On y découvrait deux psychopathes prenant une innocente famille en otage, et assassinant les membres de cette famille les uns après les autres.

The Devil’s rejects pourrait être qualifié d’antithèse absolue de Funny Games. Le film du réalisateur autrichien est très théorique, froid, distancié ; sorte de pamphlet terrifiant sur la violence au cinéma. Le film de Rob Zombie est à l’inverse totalement sensitif, passionné.

Malheureusement, la passion irréfléchie aboutit en l’état à la complaisance.

Si Haneke ne jugeait ni victime ni bourreau, on comprend dès les premières scènes que Rob Zombie prend fait et cause pour les trois protagonistes, pour les tueurs sanguinaires.

Il pourra longtemps se référer à Peckinpah (qui flirtait également avec ces travers, dans Apportez moi la tête d’Alfredo Garcia, notamment), mais avec ce rebut cinématographique, il va bien au delà de la démarche de son modèle en se roulant avec bonheur dans la fange.

La famille Firefly tue, exécute, torture, viole avec un bonheur non dissimulé. Et le réalisateur ne souhaite rien épargner à son spectateur, éveillant ses instincts les plus vils.

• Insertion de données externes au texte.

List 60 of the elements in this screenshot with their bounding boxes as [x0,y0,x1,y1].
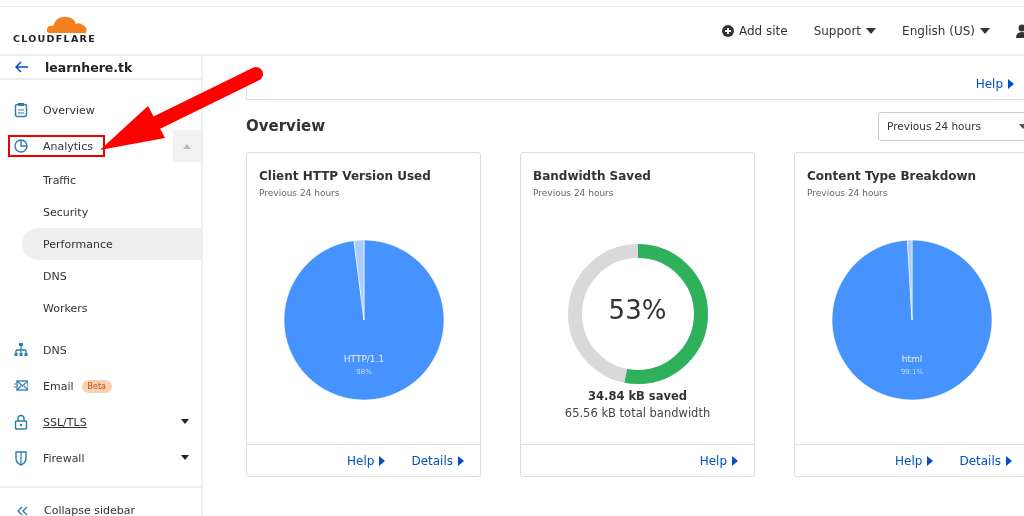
section-title: Overview [246,117,326,135]
card-subtitle: Previous 24 hours [532,187,615,198]
help-link[interactable]: Help [699,453,738,468]
saved-amount: 34.84 kB saved [588,388,687,403]
card-title: Client HTTP Version Used [258,168,432,183]
card-subtitle: Previous 24 hours [258,187,341,198]
details-link[interactable]: Details [411,453,464,468]
help-link[interactable]: Help [975,76,1014,91]
caret-right-icon [379,455,386,466]
nav-item[interactable]: SSL/TLS [0,404,201,440]
caret-right-icon [732,455,738,466]
caret-right-icon [927,455,934,466]
caret-right-icon [1008,78,1014,89]
nav-subitem[interactable]: Workers [22,292,201,324]
back-arrow-icon [15,61,29,73]
help-link[interactable]: Help [347,453,386,468]
shield-icon [14,450,28,466]
caret-icon [1019,123,1024,129]
help-link[interactable]: Help [895,453,934,468]
highlight-box: Analytics [8,135,105,157]
nav-item[interactable]: DNS [0,332,201,368]
menu-button[interactable]: English (US) [902,23,990,38]
total-bandwidth: 65.56 kB total bandwidth [564,405,711,420]
caret-icon [866,27,877,34]
caret-right-icon [458,455,464,466]
lock-icon [14,414,28,430]
slice-label: HTTP/1.1 [343,354,384,364]
plus-icon [721,24,734,37]
slice-label: html [901,354,922,364]
double-chevron-icon [16,505,28,516]
caret-right-icon [1006,455,1012,466]
caret-icon [980,27,990,34]
menu-button[interactable]: Support [813,23,877,38]
nav-subitem[interactable]: Performance [22,228,201,260]
beta-badge: Beta [81,379,112,393]
nav-item[interactable]: Overview [0,92,201,128]
nav-item[interactable]: Email Beta [0,368,201,404]
nav-item[interactable]: Analytics [0,128,201,164]
user-button[interactable] [1016,23,1024,38]
collapse-toggle[interactable] [173,130,201,162]
nav-item[interactable]: Firewall [0,440,201,476]
details-link[interactable]: Details [959,453,1012,468]
collapse-sidebar-link[interactable]: Collapse sidebar [44,504,136,516]
nav-subitem[interactable]: DNS [22,260,201,292]
site-name: learnhere.tk [45,59,133,75]
card-title: Content Type Breakdown [806,168,978,183]
user-icon [1016,23,1024,38]
sitemap-icon [14,342,28,358]
pie-chart-icon [14,138,28,154]
clipboard-icon [14,102,28,118]
mail-icon [14,378,28,394]
percentage: 53% [607,294,668,325]
card-title: Bandwidth Saved [532,168,652,183]
nav-subitem[interactable]: Traffic [22,164,201,196]
caret-up-icon [183,143,191,149]
card-subtitle: Previous 24 hours [806,187,889,198]
cloudflare-logo[interactable]: CLOUDFLARE [12,11,96,44]
nav-subitem[interactable]: Security [22,196,201,228]
time-range-select[interactable]: Previous 24 hours [878,111,1024,141]
add-site-button[interactable]: Add site [721,23,788,38]
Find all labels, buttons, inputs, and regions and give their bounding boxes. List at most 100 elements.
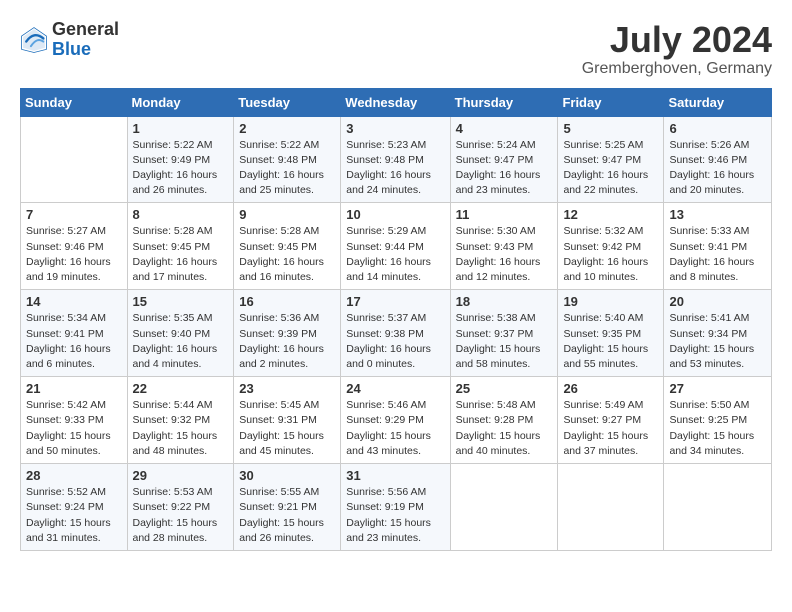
day-info: Sunrise: 5:26 AM Sunset: 9:46 PM Dayligh… (669, 138, 766, 199)
day-info: Sunrise: 5:36 AM Sunset: 9:39 PM Dayligh… (239, 311, 335, 372)
calendar-cell: 14 Sunrise: 5:34 AM Sunset: 9:41 PM Dayli… (21, 290, 128, 377)
day-number: 14 (26, 294, 122, 309)
day-info: Sunrise: 5:44 AM Sunset: 9:32 PM Dayligh… (133, 398, 229, 459)
calendar-cell: 25 Sunrise: 5:48 AM Sunset: 9:28 PM Dayli… (450, 377, 558, 464)
calendar-cell: 26 Sunrise: 5:49 AM Sunset: 9:27 PM Dayli… (558, 377, 664, 464)
calendar-cell: 5Sunrise: 5:25 AM Sunset: 9:47 PM Daylig… (558, 116, 664, 203)
calendar-cell: 24 Sunrise: 5:46 AM Sunset: 9:29 PM Dayli… (341, 377, 450, 464)
day-info: Sunrise: 5:42 AM Sunset: 9:33 PM Dayligh… (26, 398, 122, 459)
header-monday: Monday (127, 88, 234, 116)
header-tuesday: Tuesday (234, 88, 341, 116)
day-number: 10 (346, 207, 444, 222)
day-info: Sunrise: 5:29 AM Sunset: 9:44 PM Dayligh… (346, 224, 444, 285)
calendar-cell: 29 Sunrise: 5:53 AM Sunset: 9:22 PM Dayli… (127, 464, 234, 551)
day-info: Sunrise: 5:49 AM Sunset: 9:27 PM Dayligh… (563, 398, 658, 459)
calendar-cell: 23 Sunrise: 5:45 AM Sunset: 9:31 PM Dayli… (234, 377, 341, 464)
day-info: Sunrise: 5:40 AM Sunset: 9:35 PM Dayligh… (563, 311, 658, 372)
calendar-cell: 13Sunrise: 5:33 AM Sunset: 9:41 PM Dayli… (664, 203, 772, 290)
day-info: Sunrise: 5:53 AM Sunset: 9:22 PM Dayligh… (133, 485, 229, 546)
day-info: Sunrise: 5:28 AM Sunset: 9:45 PM Dayligh… (133, 224, 229, 285)
day-number: 17 (346, 294, 444, 309)
location-subtitle: Gremberghoven, Germany (582, 60, 772, 78)
calendar-cell: 18Sunrise: 5:38 AM Sunset: 9:37 PM Dayli… (450, 290, 558, 377)
week-row-4: 21Sunrise: 5:42 AM Sunset: 9:33 PM Dayli… (21, 377, 772, 464)
day-info: Sunrise: 5:28 AM Sunset: 9:45 PM Dayligh… (239, 224, 335, 285)
calendar-cell: 15Sunrise: 5:35 AM Sunset: 9:40 PM Dayli… (127, 290, 234, 377)
calendar-cell: 3 Sunrise: 5:23 AM Sunset: 9:48 PM Daylig… (341, 116, 450, 203)
logo: General Blue (20, 20, 119, 60)
day-number: 22 (133, 381, 229, 396)
header-friday: Friday (558, 88, 664, 116)
day-info: Sunrise: 5:35 AM Sunset: 9:40 PM Dayligh… (133, 311, 229, 372)
calendar-cell: 28Sunrise: 5:52 AM Sunset: 9:24 PM Dayli… (21, 464, 128, 551)
calendar-cell (558, 464, 664, 551)
calendar-table: SundayMondayTuesdayWednesdayThursdayFrid… (20, 88, 772, 551)
calendar-cell: 12 Sunrise: 5:32 AM Sunset: 9:42 PM Dayli… (558, 203, 664, 290)
week-row-2: 7 Sunrise: 5:27 AM Sunset: 9:46 PM Daylig… (21, 203, 772, 290)
calendar-cell: 21Sunrise: 5:42 AM Sunset: 9:33 PM Dayli… (21, 377, 128, 464)
day-info: Sunrise: 5:46 AM Sunset: 9:29 PM Dayligh… (346, 398, 444, 459)
calendar-cell: 8 Sunrise: 5:28 AM Sunset: 9:45 PM Daylig… (127, 203, 234, 290)
calendar-cell: 17 Sunrise: 5:37 AM Sunset: 9:38 PM Dayli… (341, 290, 450, 377)
calendar-cell (664, 464, 772, 551)
day-number: 25 (456, 381, 553, 396)
day-number: 30 (239, 468, 335, 483)
page-header: General Blue July 2024 Gremberghoven, Ge… (20, 20, 772, 78)
calendar-cell: 11 Sunrise: 5:30 AM Sunset: 9:43 PM Dayli… (450, 203, 558, 290)
week-row-1: 1 Sunrise: 5:22 AM Sunset: 9:49 PM Daylig… (21, 116, 772, 203)
header-thursday: Thursday (450, 88, 558, 116)
header-saturday: Saturday (664, 88, 772, 116)
day-number: 26 (563, 381, 658, 396)
logo-text: General Blue (52, 20, 119, 60)
day-info: Sunrise: 5:23 AM Sunset: 9:48 PM Dayligh… (346, 138, 444, 199)
calendar-cell: 9Sunrise: 5:28 AM Sunset: 9:45 PM Daylig… (234, 203, 341, 290)
day-info: Sunrise: 5:34 AM Sunset: 9:41 PM Dayligh… (26, 311, 122, 372)
day-number: 23 (239, 381, 335, 396)
day-info: Sunrise: 5:24 AM Sunset: 9:47 PM Dayligh… (456, 138, 553, 199)
day-info: Sunrise: 5:45 AM Sunset: 9:31 PM Dayligh… (239, 398, 335, 459)
calendar-cell: 27Sunrise: 5:50 AM Sunset: 9:25 PM Dayli… (664, 377, 772, 464)
day-number: 4 (456, 121, 553, 136)
day-info: Sunrise: 5:56 AM Sunset: 9:19 PM Dayligh… (346, 485, 444, 546)
day-info: Sunrise: 5:32 AM Sunset: 9:42 PM Dayligh… (563, 224, 658, 285)
calendar-cell: 2Sunrise: 5:22 AM Sunset: 9:48 PM Daylig… (234, 116, 341, 203)
day-info: Sunrise: 5:55 AM Sunset: 9:21 PM Dayligh… (239, 485, 335, 546)
day-number: 13 (669, 207, 766, 222)
day-info: Sunrise: 5:25 AM Sunset: 9:47 PM Dayligh… (563, 138, 658, 199)
logo-icon (20, 26, 48, 54)
calendar-header-row: SundayMondayTuesdayWednesdayThursdayFrid… (21, 88, 772, 116)
calendar-cell: 4 Sunrise: 5:24 AM Sunset: 9:47 PM Daylig… (450, 116, 558, 203)
day-number: 31 (346, 468, 444, 483)
day-info: Sunrise: 5:22 AM Sunset: 9:49 PM Dayligh… (133, 138, 229, 199)
title-block: July 2024 Gremberghoven, Germany (582, 20, 772, 78)
day-info: Sunrise: 5:27 AM Sunset: 9:46 PM Dayligh… (26, 224, 122, 285)
day-info: Sunrise: 5:41 AM Sunset: 9:34 PM Dayligh… (669, 311, 766, 372)
calendar-cell (21, 116, 128, 203)
day-info: Sunrise: 5:37 AM Sunset: 9:38 PM Dayligh… (346, 311, 444, 372)
day-number: 24 (346, 381, 444, 396)
calendar-cell: 6Sunrise: 5:26 AM Sunset: 9:46 PM Daylig… (664, 116, 772, 203)
day-info: Sunrise: 5:22 AM Sunset: 9:48 PM Dayligh… (239, 138, 335, 199)
day-number: 28 (26, 468, 122, 483)
day-number: 11 (456, 207, 553, 222)
day-number: 1 (133, 121, 229, 136)
day-number: 3 (346, 121, 444, 136)
day-number: 29 (133, 468, 229, 483)
day-info: Sunrise: 5:30 AM Sunset: 9:43 PM Dayligh… (456, 224, 553, 285)
day-info: Sunrise: 5:48 AM Sunset: 9:28 PM Dayligh… (456, 398, 553, 459)
day-info: Sunrise: 5:50 AM Sunset: 9:25 PM Dayligh… (669, 398, 766, 459)
week-row-3: 14 Sunrise: 5:34 AM Sunset: 9:41 PM Dayli… (21, 290, 772, 377)
day-number: 19 (563, 294, 658, 309)
day-number: 8 (133, 207, 229, 222)
calendar-cell: 31 Sunrise: 5:56 AM Sunset: 9:19 PM Dayli… (341, 464, 450, 551)
day-number: 12 (563, 207, 658, 222)
calendar-cell: 30 Sunrise: 5:55 AM Sunset: 9:21 PM Dayli… (234, 464, 341, 551)
week-row-5: 28Sunrise: 5:52 AM Sunset: 9:24 PM Dayli… (21, 464, 772, 551)
day-number: 20 (669, 294, 766, 309)
day-number: 7 (26, 207, 122, 222)
calendar-cell: 10 Sunrise: 5:29 AM Sunset: 9:44 PM Dayli… (341, 203, 450, 290)
calendar-cell: 20 Sunrise: 5:41 AM Sunset: 9:34 PM Dayli… (664, 290, 772, 377)
header-wednesday: Wednesday (341, 88, 450, 116)
calendar-cell: 7 Sunrise: 5:27 AM Sunset: 9:46 PM Daylig… (21, 203, 128, 290)
calendar-cell: 1 Sunrise: 5:22 AM Sunset: 9:49 PM Daylig… (127, 116, 234, 203)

Jamais l’auteur ne prend le moindre recul, jamais son regard n’apparaît distancié, jamais le spectateur ne voit transparaitre une lueur d’intelligence dans le métrage.

Dans les années 70, avant de réaliser American Graffiti, Georges Lucas disait qu’il n’y avait rien de plus simple au cinéma que d’émouvoir le spectateur : il suffisait de tordre le cou d’un chaton à l’écran.

Trente ans plus tard, Rob Zombie le prend au mot, et démontre qu’au cinéma comme ailleurs, l’extrémisme est le libre royaume des imbéciles.